Hyperlink or picture
138
Threshold
56 bytes
SQL Server row wrapping occurs after each 32 columns in a SharePoint list. The default row wrapping value of six allows for a maximum of 192 Hyperlink or Picture columns per SharePoint list (6 * 32 = 192) ); however because the limit per SharePoint list item is 8,000 bytes, of which 256 bytes are reserved for built-in SharePoint columns, the actual limit should be 138 Hyperlink or Picture columns.
Calculated
48
Threshold
28 bytes
SQL Server row wrapping occurs after each eight columns in a SharePoint list.
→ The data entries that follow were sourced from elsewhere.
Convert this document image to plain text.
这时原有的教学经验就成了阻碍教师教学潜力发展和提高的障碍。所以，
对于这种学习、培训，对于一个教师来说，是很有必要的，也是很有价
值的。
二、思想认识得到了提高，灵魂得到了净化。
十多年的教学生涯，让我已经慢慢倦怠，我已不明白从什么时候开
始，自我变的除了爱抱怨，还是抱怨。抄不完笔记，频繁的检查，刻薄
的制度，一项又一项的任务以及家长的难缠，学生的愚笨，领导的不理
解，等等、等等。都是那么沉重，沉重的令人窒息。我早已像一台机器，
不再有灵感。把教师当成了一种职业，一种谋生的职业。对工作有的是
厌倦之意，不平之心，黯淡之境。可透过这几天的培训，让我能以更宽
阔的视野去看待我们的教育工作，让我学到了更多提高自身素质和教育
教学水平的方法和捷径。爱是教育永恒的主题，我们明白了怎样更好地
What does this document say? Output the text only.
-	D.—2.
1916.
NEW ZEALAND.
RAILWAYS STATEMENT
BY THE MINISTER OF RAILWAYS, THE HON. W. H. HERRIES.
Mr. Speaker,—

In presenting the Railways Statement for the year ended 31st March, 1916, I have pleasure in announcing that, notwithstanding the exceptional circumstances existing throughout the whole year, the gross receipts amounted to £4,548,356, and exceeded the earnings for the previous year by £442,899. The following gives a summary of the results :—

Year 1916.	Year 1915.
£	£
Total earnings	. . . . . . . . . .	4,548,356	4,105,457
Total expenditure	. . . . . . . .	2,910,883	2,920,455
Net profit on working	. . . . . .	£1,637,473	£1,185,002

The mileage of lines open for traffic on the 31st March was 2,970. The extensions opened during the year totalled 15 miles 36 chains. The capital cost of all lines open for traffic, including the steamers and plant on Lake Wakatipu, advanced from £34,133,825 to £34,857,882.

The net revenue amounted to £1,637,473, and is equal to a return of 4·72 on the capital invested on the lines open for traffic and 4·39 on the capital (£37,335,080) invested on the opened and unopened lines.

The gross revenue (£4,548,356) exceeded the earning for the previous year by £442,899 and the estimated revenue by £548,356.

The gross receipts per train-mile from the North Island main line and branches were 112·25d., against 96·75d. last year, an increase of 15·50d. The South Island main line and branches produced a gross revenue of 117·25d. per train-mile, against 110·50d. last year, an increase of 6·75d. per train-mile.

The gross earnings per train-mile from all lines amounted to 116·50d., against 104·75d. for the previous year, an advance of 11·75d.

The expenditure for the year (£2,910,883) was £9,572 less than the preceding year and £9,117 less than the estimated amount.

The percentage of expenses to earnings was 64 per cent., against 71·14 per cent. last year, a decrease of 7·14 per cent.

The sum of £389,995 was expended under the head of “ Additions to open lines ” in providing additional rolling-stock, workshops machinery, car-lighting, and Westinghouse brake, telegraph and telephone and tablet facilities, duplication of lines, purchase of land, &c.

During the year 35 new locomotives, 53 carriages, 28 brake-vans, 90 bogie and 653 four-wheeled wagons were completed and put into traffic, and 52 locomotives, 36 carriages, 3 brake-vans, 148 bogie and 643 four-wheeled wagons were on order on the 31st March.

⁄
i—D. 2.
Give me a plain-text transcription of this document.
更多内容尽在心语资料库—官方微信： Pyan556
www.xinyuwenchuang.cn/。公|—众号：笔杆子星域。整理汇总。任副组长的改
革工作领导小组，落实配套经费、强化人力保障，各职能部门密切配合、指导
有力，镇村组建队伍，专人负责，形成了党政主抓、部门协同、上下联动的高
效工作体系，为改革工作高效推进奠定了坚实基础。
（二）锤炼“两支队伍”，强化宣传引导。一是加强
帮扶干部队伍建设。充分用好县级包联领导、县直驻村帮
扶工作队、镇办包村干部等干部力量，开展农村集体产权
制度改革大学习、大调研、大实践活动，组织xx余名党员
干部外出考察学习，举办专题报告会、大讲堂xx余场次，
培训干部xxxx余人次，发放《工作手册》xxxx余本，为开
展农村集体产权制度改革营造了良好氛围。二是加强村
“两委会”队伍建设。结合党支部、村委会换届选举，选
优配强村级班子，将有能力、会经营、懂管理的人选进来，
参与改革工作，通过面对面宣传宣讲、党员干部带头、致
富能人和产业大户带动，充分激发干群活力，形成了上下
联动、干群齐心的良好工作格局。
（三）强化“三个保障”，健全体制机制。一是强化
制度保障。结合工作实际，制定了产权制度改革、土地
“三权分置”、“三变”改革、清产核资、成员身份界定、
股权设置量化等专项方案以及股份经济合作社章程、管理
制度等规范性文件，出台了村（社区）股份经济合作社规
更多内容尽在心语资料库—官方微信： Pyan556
The default row wrapping value of six allows for a maximum of 48 Calculated columns per SharePoint list (6 * 8 = 48).
GUID
6
Threshold
20 bytes
SQL Server row wrapping occurs after each column in a SharePoint list. The default row wrapping value of six allows for a maximum of 6 GUID columns per SharePoint list (6 * 1 = 6).
Int
96
Threshold
4 bytes
SQL Server row wrapping occurs after each 16 columns in a SharePoint list. The default row wrapping value of six allows for a maximum of 96 Int columns per SharePoint list (6 * 16 = 96).
Managed metadata
94
Threshold
40 bytes for the first, 32 bytes for each subsequent
The first Managed Metadata field added to a list is allocated four columns:
  • A lookup field for the actual tag
  • A hidden text field for the string value
  • A lookup field for the catch all
  • A lookup field for spillover of the catch all
Each subsequent Managed Metadata field added to a list adds two more columns:
  • A lookup field for the actual tag
  • A hidden text field for the string value
The maximum number of columns of Managed Metadata is calculated as (14 + (16 * (n-1))) where n is the row mapping value (default of 6).